Développement autour des Pôles Ce nouvel élan est le résultat d’une approche menée par le programme qui consiste à identifier les besoins avec les paysans et développer les activités qui s’y rapportent. « Nous sommes allés vers les gens, identifier leurs soucis quotidiens et demander leurs aspirations », explique le responsable en organisation paysanne du programme Zafy Martin. Des études et analyses ont immédiatement suivi pour déboucher sur différents microprojets selon la demande de chaque localité. Le programme a préconisé un développement autour des quinze pôles de développement. La stratégie adoptée s’inscrit dans l’essor de ces derniers qui sont développés sur une zone d’influence homogène (rayon de 15 km) disposant de potentialité orientée autour d’une ou de deux filières dominantes. « Ces zones présentent les mêmes intérêts mais aussi les mêmes préoccupations, cela constitue un atout facilitant l’identification et la mise en œuvre des actions », relate le président de l’association villageoise Mamirano dans le village d’Andavaniobe à Soanierana Ivongo. Et pour booster l’économie locale, chaque pôle est doté d’un Centre d’Accès au Marché (CAM) où les paysans peuvent collecter, stocker ou transformer et commercialiser leurs produits. Bons nombres d’associations paysannes et de simples paysans en ont tiré profit : « finie la période de soudure, dorénavant, nous pourrions dégager des bénéfices à l’issue de chaque saison agricole », se félicite Jacques Armand, un père de famille. Le programme a appuyé et équipé les pôles de développement par le biais de formation des unions paysannes dans la gestion des centres d’accès au marché, de dotation en fonds de roulement et équipements des CAMs, de dotation en fonds pour l’amélioration de l’agriculture, d’appui aux opérateurs commerciaux locaux, de désenclavement des pôles, d’entretien des pistes rurales et des sentiers des piétons... Les impacts des actions menées sont immédiatement ressentis par les bénéficiaires. Pour eux, l’essentiel serait de concentrer les efforts : « nous avons besoin d’école, de bornes fontaines, de pistes, d’engrais… il nous faut tout cela, ensemble, en même temps, pour asseoir un vrai développement », martèle le Vice président du FRAM.

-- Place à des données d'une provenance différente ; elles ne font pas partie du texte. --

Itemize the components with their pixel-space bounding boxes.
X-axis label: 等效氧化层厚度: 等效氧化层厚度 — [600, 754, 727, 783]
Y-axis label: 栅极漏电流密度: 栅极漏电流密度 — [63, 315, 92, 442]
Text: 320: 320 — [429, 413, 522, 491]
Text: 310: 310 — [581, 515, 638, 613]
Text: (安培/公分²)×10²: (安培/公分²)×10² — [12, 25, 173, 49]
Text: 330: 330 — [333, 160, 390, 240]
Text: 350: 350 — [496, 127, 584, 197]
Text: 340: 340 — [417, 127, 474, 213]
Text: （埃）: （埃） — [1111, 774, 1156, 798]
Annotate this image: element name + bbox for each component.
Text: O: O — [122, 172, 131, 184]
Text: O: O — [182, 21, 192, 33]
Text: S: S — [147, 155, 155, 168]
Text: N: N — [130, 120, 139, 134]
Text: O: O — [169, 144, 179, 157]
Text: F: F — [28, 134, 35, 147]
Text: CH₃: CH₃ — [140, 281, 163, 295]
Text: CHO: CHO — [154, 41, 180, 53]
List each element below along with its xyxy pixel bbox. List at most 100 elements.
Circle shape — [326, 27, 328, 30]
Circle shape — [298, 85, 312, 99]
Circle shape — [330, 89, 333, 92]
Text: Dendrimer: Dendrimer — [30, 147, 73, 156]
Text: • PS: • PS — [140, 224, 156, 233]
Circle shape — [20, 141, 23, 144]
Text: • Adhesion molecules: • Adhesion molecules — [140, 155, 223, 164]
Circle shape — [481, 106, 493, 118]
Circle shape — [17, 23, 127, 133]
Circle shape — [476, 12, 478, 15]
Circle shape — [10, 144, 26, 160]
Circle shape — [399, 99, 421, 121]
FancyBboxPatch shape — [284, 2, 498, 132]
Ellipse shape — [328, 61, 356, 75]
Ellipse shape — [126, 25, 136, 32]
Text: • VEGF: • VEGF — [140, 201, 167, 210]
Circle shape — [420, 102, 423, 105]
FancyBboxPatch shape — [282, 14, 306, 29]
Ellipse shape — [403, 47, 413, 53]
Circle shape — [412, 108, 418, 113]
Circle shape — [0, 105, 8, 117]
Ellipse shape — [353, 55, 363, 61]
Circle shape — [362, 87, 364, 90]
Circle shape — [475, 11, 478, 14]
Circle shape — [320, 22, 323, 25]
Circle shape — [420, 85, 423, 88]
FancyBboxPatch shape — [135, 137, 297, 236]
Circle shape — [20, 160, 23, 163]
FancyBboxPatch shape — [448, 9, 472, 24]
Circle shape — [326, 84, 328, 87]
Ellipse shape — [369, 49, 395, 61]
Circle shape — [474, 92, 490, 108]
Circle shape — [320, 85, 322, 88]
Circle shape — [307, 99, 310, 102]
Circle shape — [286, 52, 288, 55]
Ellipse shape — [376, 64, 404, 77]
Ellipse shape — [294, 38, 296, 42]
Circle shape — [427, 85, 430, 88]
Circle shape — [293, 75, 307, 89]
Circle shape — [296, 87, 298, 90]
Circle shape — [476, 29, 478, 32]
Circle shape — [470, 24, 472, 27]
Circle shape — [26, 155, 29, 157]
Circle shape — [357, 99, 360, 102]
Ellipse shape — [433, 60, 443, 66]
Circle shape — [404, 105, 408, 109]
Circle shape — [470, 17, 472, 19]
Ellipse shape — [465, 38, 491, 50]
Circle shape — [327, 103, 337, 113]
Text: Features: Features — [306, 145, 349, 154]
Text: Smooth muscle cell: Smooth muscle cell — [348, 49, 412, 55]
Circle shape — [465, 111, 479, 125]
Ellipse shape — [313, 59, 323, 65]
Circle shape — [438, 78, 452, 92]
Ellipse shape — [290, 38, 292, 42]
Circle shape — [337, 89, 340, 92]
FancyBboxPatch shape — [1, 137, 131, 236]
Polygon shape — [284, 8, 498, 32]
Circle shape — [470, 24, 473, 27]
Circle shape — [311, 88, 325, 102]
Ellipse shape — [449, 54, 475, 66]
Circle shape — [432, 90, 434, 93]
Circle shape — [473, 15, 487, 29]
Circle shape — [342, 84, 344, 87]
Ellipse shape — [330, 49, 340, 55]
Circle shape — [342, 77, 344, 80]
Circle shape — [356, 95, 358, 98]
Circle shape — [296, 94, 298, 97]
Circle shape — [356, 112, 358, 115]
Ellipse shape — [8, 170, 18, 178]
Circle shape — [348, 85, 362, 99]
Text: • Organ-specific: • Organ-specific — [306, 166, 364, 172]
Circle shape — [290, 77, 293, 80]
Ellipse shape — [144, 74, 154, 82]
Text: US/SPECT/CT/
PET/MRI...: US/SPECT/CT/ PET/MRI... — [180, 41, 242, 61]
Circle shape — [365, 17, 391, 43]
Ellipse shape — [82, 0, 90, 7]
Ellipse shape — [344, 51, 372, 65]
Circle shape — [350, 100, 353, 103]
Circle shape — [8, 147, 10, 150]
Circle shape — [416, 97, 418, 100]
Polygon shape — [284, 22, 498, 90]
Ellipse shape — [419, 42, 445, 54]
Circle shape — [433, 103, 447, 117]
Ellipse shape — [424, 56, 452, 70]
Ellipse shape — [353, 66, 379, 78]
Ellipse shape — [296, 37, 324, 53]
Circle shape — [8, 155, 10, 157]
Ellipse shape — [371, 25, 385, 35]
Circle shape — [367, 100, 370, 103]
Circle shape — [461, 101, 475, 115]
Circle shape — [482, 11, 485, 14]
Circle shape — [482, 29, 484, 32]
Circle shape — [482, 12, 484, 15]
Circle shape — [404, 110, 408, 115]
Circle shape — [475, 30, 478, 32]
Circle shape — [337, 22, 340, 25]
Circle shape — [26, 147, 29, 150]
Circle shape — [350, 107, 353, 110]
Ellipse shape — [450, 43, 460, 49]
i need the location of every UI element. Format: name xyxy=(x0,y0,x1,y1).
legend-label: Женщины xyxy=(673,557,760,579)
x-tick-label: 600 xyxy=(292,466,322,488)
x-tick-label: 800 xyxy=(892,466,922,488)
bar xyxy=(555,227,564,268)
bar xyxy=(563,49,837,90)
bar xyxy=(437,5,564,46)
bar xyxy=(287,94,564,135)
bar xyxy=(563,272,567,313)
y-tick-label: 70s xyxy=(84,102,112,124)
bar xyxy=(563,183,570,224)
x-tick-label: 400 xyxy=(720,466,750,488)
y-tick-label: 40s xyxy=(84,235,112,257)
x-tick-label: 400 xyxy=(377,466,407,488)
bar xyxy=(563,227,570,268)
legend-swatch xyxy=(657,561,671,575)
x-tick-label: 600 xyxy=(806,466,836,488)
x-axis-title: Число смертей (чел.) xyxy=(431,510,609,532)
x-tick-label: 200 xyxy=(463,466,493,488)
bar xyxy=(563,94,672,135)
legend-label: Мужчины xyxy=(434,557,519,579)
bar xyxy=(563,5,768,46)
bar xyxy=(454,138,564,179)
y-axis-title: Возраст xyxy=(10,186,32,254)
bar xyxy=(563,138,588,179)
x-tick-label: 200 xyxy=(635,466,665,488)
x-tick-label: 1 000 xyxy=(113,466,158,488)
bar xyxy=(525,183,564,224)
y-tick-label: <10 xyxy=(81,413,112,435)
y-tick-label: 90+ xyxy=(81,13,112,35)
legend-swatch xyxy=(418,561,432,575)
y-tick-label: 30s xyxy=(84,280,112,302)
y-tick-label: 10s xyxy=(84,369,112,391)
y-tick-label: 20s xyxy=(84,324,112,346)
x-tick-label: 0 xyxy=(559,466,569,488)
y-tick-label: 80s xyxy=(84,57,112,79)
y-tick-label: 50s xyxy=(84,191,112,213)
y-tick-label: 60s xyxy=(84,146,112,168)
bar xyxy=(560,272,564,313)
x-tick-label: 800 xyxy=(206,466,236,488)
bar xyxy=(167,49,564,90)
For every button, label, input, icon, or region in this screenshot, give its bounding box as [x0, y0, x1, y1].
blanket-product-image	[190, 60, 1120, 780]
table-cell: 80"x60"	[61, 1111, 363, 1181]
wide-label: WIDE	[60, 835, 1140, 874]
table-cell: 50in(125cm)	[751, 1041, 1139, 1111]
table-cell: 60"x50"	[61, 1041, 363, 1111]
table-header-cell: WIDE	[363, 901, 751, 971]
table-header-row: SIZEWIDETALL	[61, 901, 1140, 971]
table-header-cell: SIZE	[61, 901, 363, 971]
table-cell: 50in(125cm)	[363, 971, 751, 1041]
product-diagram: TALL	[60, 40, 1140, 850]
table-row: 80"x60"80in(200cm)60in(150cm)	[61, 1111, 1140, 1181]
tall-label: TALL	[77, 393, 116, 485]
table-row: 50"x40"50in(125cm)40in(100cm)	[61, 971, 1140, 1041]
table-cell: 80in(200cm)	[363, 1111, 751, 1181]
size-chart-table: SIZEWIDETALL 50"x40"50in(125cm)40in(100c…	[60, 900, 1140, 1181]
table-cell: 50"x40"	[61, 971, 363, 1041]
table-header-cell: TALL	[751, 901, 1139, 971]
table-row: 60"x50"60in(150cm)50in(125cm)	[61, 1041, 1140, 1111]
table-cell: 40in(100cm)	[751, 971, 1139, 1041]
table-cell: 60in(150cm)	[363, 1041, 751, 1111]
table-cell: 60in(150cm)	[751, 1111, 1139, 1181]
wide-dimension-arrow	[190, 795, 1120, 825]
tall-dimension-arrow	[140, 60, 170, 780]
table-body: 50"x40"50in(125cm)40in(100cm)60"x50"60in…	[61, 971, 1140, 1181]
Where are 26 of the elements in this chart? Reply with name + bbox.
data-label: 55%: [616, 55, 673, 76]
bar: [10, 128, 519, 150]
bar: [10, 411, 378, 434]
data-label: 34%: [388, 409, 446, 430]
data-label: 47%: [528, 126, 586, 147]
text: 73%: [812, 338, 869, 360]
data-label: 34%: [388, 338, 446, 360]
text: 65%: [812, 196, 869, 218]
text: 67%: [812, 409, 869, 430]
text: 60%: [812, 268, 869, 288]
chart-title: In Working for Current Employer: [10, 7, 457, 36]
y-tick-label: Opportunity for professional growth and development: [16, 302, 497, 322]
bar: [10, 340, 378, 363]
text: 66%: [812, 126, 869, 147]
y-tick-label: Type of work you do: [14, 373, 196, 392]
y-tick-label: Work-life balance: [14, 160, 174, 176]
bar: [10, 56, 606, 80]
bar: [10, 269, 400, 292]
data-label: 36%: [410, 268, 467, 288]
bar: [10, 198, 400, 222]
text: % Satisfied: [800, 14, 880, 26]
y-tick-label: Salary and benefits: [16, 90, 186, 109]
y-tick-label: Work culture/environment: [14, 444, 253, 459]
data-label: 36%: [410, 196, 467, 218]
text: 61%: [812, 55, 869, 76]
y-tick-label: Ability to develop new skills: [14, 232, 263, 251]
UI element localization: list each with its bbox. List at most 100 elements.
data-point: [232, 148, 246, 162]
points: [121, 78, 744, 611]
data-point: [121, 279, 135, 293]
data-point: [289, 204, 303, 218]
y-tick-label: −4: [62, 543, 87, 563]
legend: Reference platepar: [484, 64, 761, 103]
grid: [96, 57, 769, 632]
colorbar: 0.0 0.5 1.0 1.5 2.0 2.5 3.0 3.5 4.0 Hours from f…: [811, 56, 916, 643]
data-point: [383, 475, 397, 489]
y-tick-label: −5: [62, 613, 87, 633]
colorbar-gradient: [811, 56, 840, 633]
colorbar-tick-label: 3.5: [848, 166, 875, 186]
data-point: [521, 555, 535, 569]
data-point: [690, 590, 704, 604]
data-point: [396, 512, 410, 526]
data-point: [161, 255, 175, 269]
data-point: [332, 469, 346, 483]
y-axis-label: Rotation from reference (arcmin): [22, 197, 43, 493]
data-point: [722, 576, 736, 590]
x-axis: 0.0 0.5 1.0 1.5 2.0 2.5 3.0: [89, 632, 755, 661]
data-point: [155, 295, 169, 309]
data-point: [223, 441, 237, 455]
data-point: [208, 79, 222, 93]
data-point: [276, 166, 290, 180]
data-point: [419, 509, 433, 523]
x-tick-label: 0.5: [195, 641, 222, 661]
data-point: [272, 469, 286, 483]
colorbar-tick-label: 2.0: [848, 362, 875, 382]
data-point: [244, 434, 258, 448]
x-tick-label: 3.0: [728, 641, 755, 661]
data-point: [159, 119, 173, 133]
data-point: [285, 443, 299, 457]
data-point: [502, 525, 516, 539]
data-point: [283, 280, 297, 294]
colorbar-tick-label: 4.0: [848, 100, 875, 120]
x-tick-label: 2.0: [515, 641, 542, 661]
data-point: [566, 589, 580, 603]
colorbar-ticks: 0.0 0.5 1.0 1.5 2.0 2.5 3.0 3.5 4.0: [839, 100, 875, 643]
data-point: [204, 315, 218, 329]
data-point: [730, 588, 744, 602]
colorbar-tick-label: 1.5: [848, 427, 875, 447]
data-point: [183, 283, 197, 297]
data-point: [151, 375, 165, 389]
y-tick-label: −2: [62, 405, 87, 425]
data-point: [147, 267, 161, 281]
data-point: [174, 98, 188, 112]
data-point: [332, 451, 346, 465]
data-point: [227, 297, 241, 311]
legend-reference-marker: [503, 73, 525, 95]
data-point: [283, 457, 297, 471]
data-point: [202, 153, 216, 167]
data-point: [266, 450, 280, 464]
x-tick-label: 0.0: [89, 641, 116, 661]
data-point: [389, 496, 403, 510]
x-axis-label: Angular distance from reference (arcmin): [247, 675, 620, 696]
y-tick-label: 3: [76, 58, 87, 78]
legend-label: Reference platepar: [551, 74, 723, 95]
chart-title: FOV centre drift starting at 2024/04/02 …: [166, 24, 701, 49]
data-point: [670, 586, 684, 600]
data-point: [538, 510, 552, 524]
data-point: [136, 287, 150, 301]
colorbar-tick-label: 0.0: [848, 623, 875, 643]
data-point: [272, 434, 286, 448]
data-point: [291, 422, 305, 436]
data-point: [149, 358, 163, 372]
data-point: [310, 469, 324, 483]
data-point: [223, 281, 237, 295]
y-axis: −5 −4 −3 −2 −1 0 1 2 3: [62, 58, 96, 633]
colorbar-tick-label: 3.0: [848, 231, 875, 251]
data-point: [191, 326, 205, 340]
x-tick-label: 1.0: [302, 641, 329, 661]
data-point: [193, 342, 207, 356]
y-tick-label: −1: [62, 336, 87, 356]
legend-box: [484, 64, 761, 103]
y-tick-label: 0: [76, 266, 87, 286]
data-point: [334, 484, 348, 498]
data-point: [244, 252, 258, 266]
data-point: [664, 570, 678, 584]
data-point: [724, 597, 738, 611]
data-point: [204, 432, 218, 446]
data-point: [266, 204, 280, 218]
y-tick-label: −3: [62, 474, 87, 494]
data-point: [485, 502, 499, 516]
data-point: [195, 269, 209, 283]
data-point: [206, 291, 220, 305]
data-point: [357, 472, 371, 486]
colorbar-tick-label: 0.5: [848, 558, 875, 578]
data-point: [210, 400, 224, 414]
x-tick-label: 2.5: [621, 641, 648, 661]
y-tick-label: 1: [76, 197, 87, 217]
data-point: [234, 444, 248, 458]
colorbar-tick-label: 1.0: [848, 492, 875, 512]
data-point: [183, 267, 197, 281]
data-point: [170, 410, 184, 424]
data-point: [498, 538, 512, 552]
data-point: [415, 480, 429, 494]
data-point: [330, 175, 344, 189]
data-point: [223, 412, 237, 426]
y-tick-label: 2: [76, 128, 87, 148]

« A quoi nous sert une école si nos enfants sont malades ? » Auparavant, les activités lancées dans la région d’Analanjirofo sont souvent isolées et insuffisantes pour espérer un développement global de la communauté. Soit les paysans disposent de terre à travailler mais manquent de l’argent pour se procurer d’engrais ou de semences, soit ils possèdent de l’argent mais ne savent ni lire ni écrire pour monter un dossier de projet quelconque, soit ils ont assez de récoltes mais ont de problèmes à les écouler ou sont confrontés à des problèmes d’enclavement. Le président de l’association d’Andavaniobe se pose une réflexion : « à quoi sert une école si nos enfants sont malades ? Des hectares de terres, s’il n’y a pas de quoi les rentabiliser ? Des tonnes de piments sans débouchés ? Des paysans sans terres ? Le chef de département production du PPRR, Jean Luc RANAIVOMANANA estime que « tous ces aspects doivent être pris en compte pour s’attendre à un développement plus rapide des paysans. » Les techniciens du programme, dans leurs propres jargons, apportent plus d’explication sur leur approche : « nous sommes en présence d’un développement dit « intégré », où tous les aspects liés au développement de l’homme sont considérés » relate le responsable en organisation paysanne du programme. Selon ce responsable, c’est la stratégie répondant au mieux à l’objectif fixé par le programme : la réduction de la pauvreté. Selon une spécialiste au développement rural, Rahelimalala, beaucoup d’autres localités du pays souffrent de manque de coordination des actions entreprises et sont victimes de projet parachuté. « Un vrai développement doit répondre aux besoins fondamentaux des habitants et tenir compte de tous les aspects de la vie des bénéficiaires. Ce manque de synergie est une entrave au développement des ruraux à Madagascar », affirme la spécialiste.